I feel that each way has both positives and negatives. If she wrote each narrative one at a time it would certainly be easier to maintain that narratives voice which she does so well. However the downside of this way of writing is that it would be harder to maintain the overall timeline, though a good outline could certainly alleviate this issue. If she skipped back and forth between the different character narratives it would be harder to maintain the distinct voices but easier to maintain a fluid timeline. Either way the novel is amazing.

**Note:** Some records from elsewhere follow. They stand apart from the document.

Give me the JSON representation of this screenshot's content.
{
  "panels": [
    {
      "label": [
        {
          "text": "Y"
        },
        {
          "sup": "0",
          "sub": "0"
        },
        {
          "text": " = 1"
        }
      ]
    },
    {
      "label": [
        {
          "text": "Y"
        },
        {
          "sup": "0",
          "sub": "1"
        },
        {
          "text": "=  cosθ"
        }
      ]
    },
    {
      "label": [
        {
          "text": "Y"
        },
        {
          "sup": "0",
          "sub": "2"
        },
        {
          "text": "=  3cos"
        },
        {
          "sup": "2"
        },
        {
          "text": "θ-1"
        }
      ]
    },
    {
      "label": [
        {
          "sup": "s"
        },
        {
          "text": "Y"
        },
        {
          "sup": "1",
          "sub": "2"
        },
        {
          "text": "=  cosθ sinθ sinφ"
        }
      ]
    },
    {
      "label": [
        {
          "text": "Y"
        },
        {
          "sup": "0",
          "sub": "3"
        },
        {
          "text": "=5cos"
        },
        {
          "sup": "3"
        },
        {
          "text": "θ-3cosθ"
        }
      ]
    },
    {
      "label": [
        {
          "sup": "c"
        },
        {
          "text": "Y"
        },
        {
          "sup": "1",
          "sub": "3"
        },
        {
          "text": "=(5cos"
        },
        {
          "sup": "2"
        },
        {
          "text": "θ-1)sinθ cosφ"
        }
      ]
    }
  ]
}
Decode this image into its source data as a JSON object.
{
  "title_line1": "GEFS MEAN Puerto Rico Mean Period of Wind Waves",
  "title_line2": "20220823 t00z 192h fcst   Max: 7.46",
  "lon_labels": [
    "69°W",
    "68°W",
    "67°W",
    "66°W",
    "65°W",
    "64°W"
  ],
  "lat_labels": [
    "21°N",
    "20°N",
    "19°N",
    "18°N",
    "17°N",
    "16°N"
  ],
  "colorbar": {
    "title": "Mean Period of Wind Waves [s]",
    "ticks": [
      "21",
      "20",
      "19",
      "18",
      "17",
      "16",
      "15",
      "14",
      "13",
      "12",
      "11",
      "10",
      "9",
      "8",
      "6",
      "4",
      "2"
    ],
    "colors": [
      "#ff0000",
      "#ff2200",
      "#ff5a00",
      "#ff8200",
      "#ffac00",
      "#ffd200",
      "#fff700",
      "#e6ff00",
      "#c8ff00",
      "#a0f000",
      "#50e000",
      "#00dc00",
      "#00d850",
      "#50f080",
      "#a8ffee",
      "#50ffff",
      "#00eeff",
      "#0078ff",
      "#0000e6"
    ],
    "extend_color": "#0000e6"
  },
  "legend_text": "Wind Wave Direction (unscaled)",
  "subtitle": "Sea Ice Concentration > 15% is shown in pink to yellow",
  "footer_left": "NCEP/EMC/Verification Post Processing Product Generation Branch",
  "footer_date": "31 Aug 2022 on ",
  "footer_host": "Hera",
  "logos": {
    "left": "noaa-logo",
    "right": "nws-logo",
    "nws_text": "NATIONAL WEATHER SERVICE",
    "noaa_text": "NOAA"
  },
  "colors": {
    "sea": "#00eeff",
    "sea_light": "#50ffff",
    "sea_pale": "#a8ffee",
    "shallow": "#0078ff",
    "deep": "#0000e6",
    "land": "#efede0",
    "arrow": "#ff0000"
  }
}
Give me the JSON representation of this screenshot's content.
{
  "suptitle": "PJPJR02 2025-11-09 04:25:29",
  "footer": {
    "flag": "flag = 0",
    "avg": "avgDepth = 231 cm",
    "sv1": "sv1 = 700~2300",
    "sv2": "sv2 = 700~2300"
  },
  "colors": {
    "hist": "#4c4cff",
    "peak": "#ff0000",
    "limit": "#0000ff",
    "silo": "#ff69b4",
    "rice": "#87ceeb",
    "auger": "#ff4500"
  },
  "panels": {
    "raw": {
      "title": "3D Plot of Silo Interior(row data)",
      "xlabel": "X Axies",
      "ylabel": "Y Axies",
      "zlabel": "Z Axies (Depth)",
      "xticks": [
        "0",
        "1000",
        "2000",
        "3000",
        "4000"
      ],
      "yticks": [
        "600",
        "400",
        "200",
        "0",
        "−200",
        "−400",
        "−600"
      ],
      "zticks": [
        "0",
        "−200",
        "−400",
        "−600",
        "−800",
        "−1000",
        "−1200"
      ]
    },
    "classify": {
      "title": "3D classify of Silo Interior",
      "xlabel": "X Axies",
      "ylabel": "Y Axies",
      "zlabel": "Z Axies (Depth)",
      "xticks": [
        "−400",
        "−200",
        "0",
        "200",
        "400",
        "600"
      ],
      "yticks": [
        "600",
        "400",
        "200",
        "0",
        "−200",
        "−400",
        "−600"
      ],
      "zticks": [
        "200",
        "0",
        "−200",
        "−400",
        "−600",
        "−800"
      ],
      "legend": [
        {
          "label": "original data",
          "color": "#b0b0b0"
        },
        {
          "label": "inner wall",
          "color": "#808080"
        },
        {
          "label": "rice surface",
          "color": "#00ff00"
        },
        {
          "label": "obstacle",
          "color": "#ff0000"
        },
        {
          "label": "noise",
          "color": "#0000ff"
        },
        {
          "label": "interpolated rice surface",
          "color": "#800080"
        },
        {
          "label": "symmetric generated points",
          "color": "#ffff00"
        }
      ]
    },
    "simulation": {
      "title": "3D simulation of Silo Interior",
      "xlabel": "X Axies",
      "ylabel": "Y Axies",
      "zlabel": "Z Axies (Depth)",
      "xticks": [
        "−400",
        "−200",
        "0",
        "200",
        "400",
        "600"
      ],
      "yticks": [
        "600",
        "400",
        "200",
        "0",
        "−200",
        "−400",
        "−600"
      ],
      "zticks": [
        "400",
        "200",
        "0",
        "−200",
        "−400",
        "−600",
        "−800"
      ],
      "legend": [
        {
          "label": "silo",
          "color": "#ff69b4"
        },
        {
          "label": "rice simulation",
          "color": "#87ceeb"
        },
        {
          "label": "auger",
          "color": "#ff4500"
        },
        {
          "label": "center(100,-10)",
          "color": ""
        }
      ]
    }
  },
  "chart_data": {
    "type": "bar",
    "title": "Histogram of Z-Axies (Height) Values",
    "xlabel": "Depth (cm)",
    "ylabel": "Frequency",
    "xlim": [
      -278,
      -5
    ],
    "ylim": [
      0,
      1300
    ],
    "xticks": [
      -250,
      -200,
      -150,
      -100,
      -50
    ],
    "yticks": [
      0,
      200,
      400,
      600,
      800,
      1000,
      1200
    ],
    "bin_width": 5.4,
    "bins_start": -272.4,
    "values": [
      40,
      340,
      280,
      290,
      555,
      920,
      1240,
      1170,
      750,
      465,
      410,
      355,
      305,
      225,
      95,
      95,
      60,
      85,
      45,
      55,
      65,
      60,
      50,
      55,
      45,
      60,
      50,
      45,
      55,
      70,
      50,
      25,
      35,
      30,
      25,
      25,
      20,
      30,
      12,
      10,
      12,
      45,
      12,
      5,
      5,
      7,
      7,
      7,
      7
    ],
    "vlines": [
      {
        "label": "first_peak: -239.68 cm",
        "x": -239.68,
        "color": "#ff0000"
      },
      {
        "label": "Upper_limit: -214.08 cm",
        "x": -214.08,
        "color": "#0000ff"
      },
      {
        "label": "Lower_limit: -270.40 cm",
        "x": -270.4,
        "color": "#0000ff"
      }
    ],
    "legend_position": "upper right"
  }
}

For the Master of None assignment I finally gave in and renewed my Netflix account after almost two years without it. I was pleasantly surprised that not only was Master of None a great series but that there was an abundance of other amazing shows. These shows come about by Netflix giving talented artists the means to make the show they want to make. Also these shows often play out in highly sequential order where a 12 episode season is really a 12 hour movie. Talented artists are creating their own dream shows not limited by needing to appeal to a mainstream audience or time constraints placed on network shows. These Netflix series are putting out complex and involved stories which would rival many modern fiction novels. Television is an artform which is less than a century old, perhaps the Netflix program model is the next step in its evolution. Was the novel an instant success or did it take centuries to evolve into what some might call “high art”. Perhaps the Iron Man 7‘s and B list celbrity reality shows are merely the growing pains of art. What do you think?